I like the way you think.  I like a caucasian before bedtime. 



hackskii said:


> If you want to lose weight dont eat a carb before bed. Carbs can spike blood sugars and blood sugars spike insulin and insulin will stop the pituitary gland from producing HGH.
> 
> So keep the meal kindof small and no carbs and you will be ok.
> 
> Might wake up kindof hungry though.


I wake up kinda hungry but the wife is never in the mood.


----------



## Killerkeane (Nov 9, 2003)

winger said:


> I like the way you think.  I like a caucasian before bedtime.
> 
> I wake up kinda hungry but the wife is never in the mood.


ROFL,LMAo,. Winger, that is so funny, literally fell of my seat


----------



## dchabz (Sep 11, 2004)

i tend to stop eating around 6 at night. I eat a nice meal right before 6, and it usually holds me over until the next morning.


----------



## winger (Jul 26, 2003)

That is over 12 hours of no food. Your body will fall catabolic in the night.


----------



## JawD (Sep 15, 2004)

You should eat at least once more after 6pm. Your body doesnt stop doing what its doing just because you are asleep! You dont need carbs late on, as you dont fuel a car to put it in the garage. But protien and good fats are a good option for your last meal of the day. I often have some poached eggs. If its early I might add them to some wholemeal bread. But usually just them. Sometimes I'll grab some nuts or peanut butter. Also depends on what else Ive already ate.

My next is at 6am, usually 7 hours later.
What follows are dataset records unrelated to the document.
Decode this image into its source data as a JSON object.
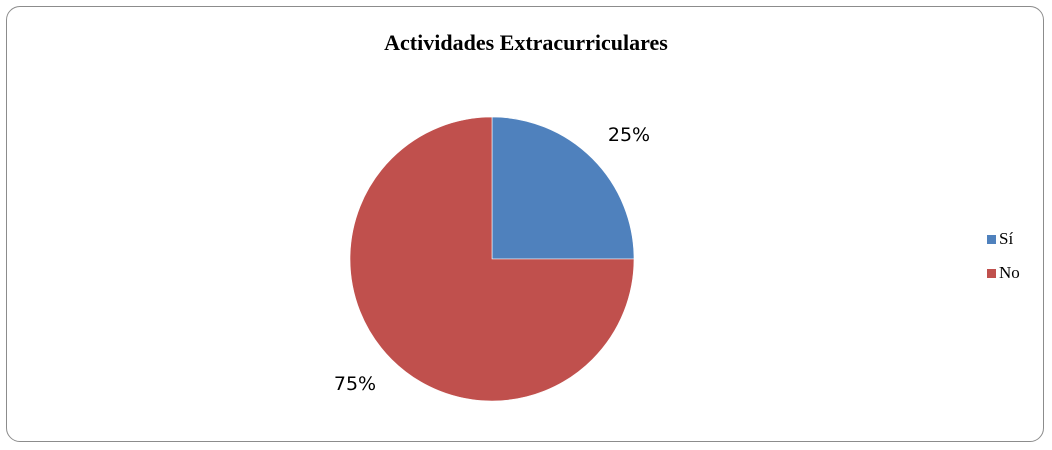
{
  "chart_data": {
    "type": "pie",
    "title": "Actividades Extracurriculares",
    "categories": [
      "Sí",
      "No"
    ],
    "values": [
      25,
      75
    ],
    "data_labels": [
      "25%",
      "75%"
    ],
    "colors": [
      "#4F81BD",
      "#C0504D"
    ],
    "legend_position": "right",
    "start_angle_deg": 0,
    "direction": "clockwise"
  }
}
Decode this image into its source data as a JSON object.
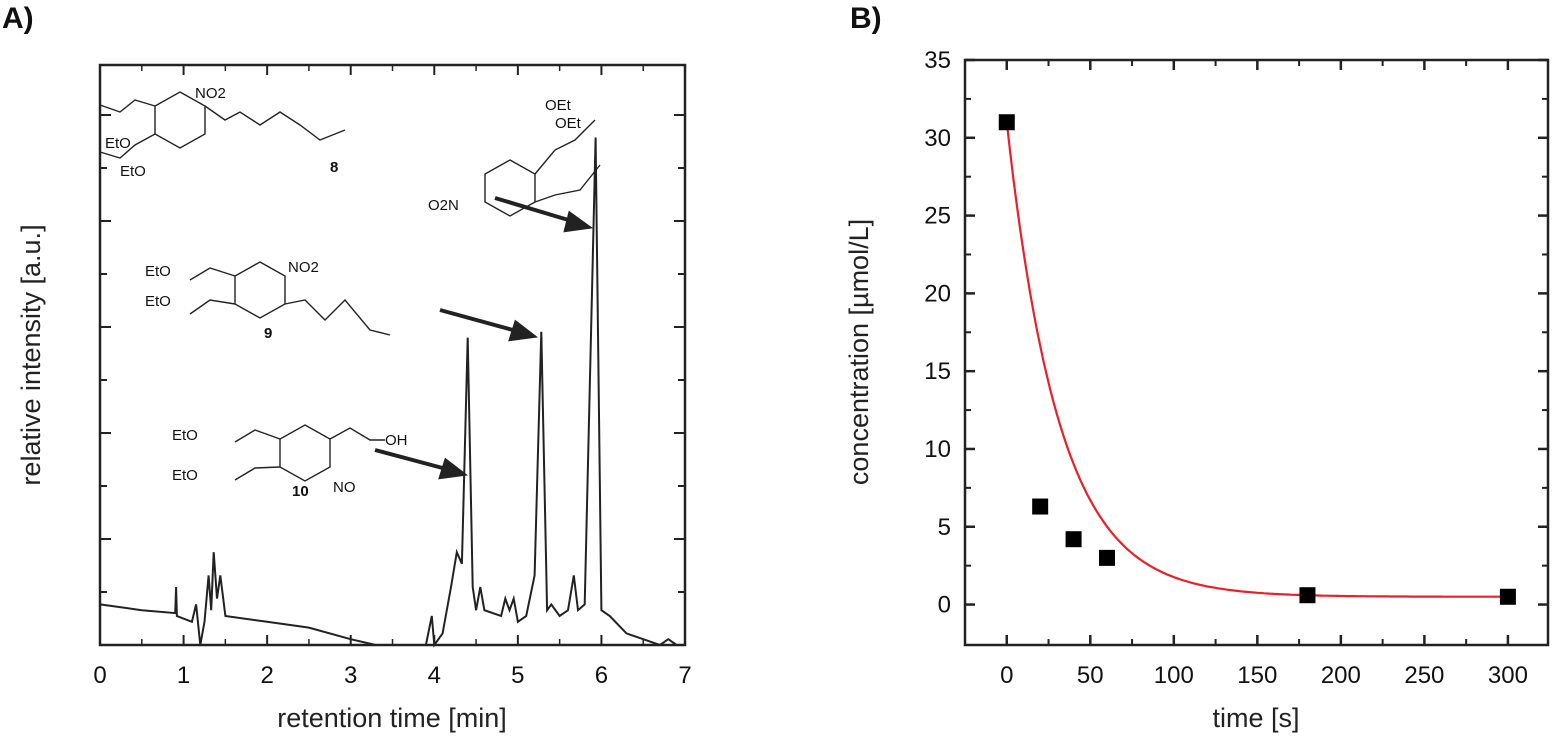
{
  "chart_data": [
    {
      "panel_label": "A)",
      "type": "line",
      "xlabel": "retention time [min]",
      "ylabel": "relative intensity [a.u.]",
      "xlim": [
        0,
        7
      ],
      "ylim": [
        0,
        1
      ],
      "x_ticks": [
        "0",
        "1",
        "2",
        "3",
        "4",
        "5",
        "6",
        "7"
      ],
      "y_tick_labels": "none",
      "grid": false,
      "line_color": "#222222",
      "trace": [
        [
          0,
          0.07
        ],
        [
          0.5,
          0.06
        ],
        [
          0.9,
          0.055
        ],
        [
          0.91,
          0.1
        ],
        [
          0.92,
          0.05
        ],
        [
          1.1,
          0.04
        ],
        [
          1.15,
          0.07
        ],
        [
          1.2,
          0.0
        ],
        [
          1.25,
          0.04
        ],
        [
          1.3,
          0.12
        ],
        [
          1.33,
          0.06
        ],
        [
          1.36,
          0.16
        ],
        [
          1.4,
          0.08
        ],
        [
          1.44,
          0.12
        ],
        [
          1.5,
          0.05
        ],
        [
          2,
          0.04
        ],
        [
          2.5,
          0.03
        ],
        [
          3,
          0.01
        ],
        [
          3.3,
          0.0
        ],
        [
          3.9,
          0.0
        ],
        [
          3.97,
          0.05
        ],
        [
          4.0,
          0.0
        ],
        [
          4.1,
          0.02
        ],
        [
          4.2,
          0.1
        ],
        [
          4.27,
          0.16
        ],
        [
          4.33,
          0.14
        ],
        [
          4.4,
          0.53
        ],
        [
          4.46,
          0.1
        ],
        [
          4.5,
          0.06
        ],
        [
          4.55,
          0.1
        ],
        [
          4.6,
          0.06
        ],
        [
          4.8,
          0.05
        ],
        [
          4.85,
          0.08
        ],
        [
          4.9,
          0.06
        ],
        [
          4.95,
          0.08
        ],
        [
          5.0,
          0.04
        ],
        [
          5.1,
          0.05
        ],
        [
          5.2,
          0.12
        ],
        [
          5.28,
          0.54
        ],
        [
          5.35,
          0.06
        ],
        [
          5.4,
          0.07
        ],
        [
          5.5,
          0.05
        ],
        [
          5.6,
          0.06
        ],
        [
          5.67,
          0.12
        ],
        [
          5.72,
          0.06
        ],
        [
          5.8,
          0.07
        ],
        [
          5.93,
          0.875
        ],
        [
          6.0,
          0.06
        ],
        [
          6.1,
          0.05
        ],
        [
          6.3,
          0.02
        ],
        [
          6.5,
          0.01
        ],
        [
          6.7,
          0.0
        ],
        [
          6.8,
          0.01
        ],
        [
          6.9,
          0.0
        ]
      ],
      "annotations": [
        {
          "compound": "8",
          "peak_time": 5.93,
          "groups": [
            "NO2",
            "EtO",
            "EtO",
            "OEt",
            "OEt",
            "O2N"
          ]
        },
        {
          "compound": "9",
          "peak_time": 5.28,
          "groups": [
            "NO2",
            "EtO",
            "EtO"
          ]
        },
        {
          "compound": "10",
          "peak_time": 4.4,
          "groups": [
            "OH",
            "NO",
            "EtO",
            "EtO"
          ]
        }
      ]
    },
    {
      "panel_label": "B)",
      "type": "scatter",
      "xlabel": "time [s]",
      "ylabel": "concentration [µmol/L]",
      "xlim": [
        -25,
        324
      ],
      "ylim": [
        -2.6,
        35
      ],
      "x_ticks": [
        "0",
        "50",
        "100",
        "150",
        "200",
        "250",
        "300"
      ],
      "y_ticks": [
        "0",
        "5",
        "10",
        "15",
        "20",
        "25",
        "30",
        "35"
      ],
      "grid": false,
      "marker": "square",
      "marker_color": "#000000",
      "points": [
        [
          0,
          31.0
        ],
        [
          20,
          6.3
        ],
        [
          40,
          4.2
        ],
        [
          60,
          3.0
        ],
        [
          180,
          0.6
        ],
        [
          300,
          0.5
        ]
      ],
      "fit": {
        "model": "exponential decay",
        "y0": 0.5,
        "A": 30.5,
        "tau": 31.4,
        "color": "#e8202a"
      }
    }
  ]
}
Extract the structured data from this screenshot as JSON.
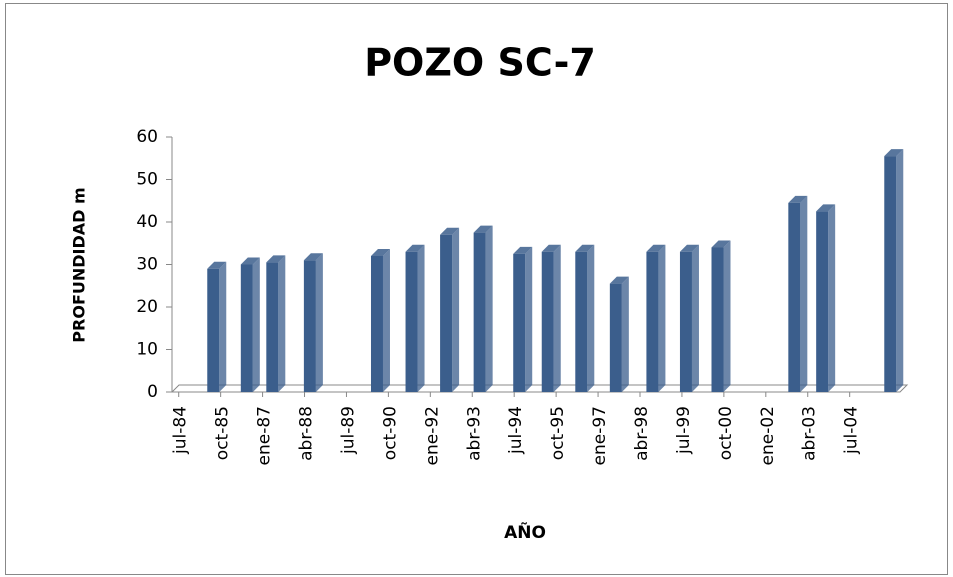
{
  "chart_data": {
    "type": "bar3d",
    "title": "POZO SC-7",
    "x_label": "AÑO",
    "y_label": "PROFUNDIDAD m",
    "color": "#3b5e8c",
    "x": [
      1985.53,
      1986.53,
      1987.29,
      1988.41,
      1990.41,
      1991.44,
      1992.47,
      1993.47,
      1994.65,
      1995.5,
      1996.5,
      1997.53,
      1998.62,
      1999.62,
      2000.56,
      2002.85,
      2003.68,
      2005.71
    ],
    "values": [
      29,
      30,
      30.5,
      31,
      32,
      33,
      37,
      37.5,
      32.5,
      33,
      33,
      25.5,
      33,
      33,
      34,
      44.5,
      42.5,
      55.5
    ],
    "xlim": [
      1984.3,
      2006
    ],
    "xticks": [
      {
        "value": 1984.5,
        "label": "jul-84"
      },
      {
        "value": 1985.75,
        "label": "oct-85"
      },
      {
        "value": 1987,
        "label": "ene-87"
      },
      {
        "value": 1988.25,
        "label": "abr-88"
      },
      {
        "value": 1989.5,
        "label": "jul-89"
      },
      {
        "value": 1990.75,
        "label": "oct-90"
      },
      {
        "value": 1992,
        "label": "ene-92"
      },
      {
        "value": 1993.25,
        "label": "abr-93"
      },
      {
        "value": 1994.5,
        "label": "jul-94"
      },
      {
        "value": 1995.75,
        "label": "oct-95"
      },
      {
        "value": 1997,
        "label": "ene-97"
      },
      {
        "value": 1998.25,
        "label": "abr-98"
      },
      {
        "value": 1999.5,
        "label": "jul-99"
      },
      {
        "value": 2000.75,
        "label": "oct-00"
      },
      {
        "value": 2002,
        "label": "ene-02"
      },
      {
        "value": 2003.25,
        "label": "abr-03"
      },
      {
        "value": 2004.5,
        "label": "jul-04"
      }
    ],
    "ylim": [
      0,
      60
    ],
    "yticks": [
      0,
      10,
      20,
      30,
      40,
      50,
      60
    ]
  }
}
Most people though recommend eating your daily protien in equal amount through the day. For me for example, I try and eat around 160g over 6 meald = 26g per meal. Doesnt always work though, I'm usually slightly up or down. But one of those meals is my last, and about 1/2 hour before bed.


----------



## winger (Jul 26, 2003)

Bump


----------



## skizxi (Sep 16, 2004)

i agree with hackskii, best eating your carbs in the beging of the day if you wanna cut up. i dont eat carbs after 2 pm if im cutting up


----------



## Jimmy1 (Aug 14, 2003)

skizxi said:


> i agree with hackskii, best eating your carbs in the beging of the day if you wanna cut up. i dont eat carbs after 2 pm if im cutting up


This may work for you but it may depend on the daily activity of the individual


----------



## Conan (Aug 17, 2004)

yeah i agree. eat carbs from the start of the day and gradually fade them out through the day!


----------



## andy_msc (Oct 14, 2004)

I couldn't NOT eat after 6pm, just physically couldn't! I wouldn't be able to concentrate on anything, I reckon.. Oh well, just me 

andy.


----------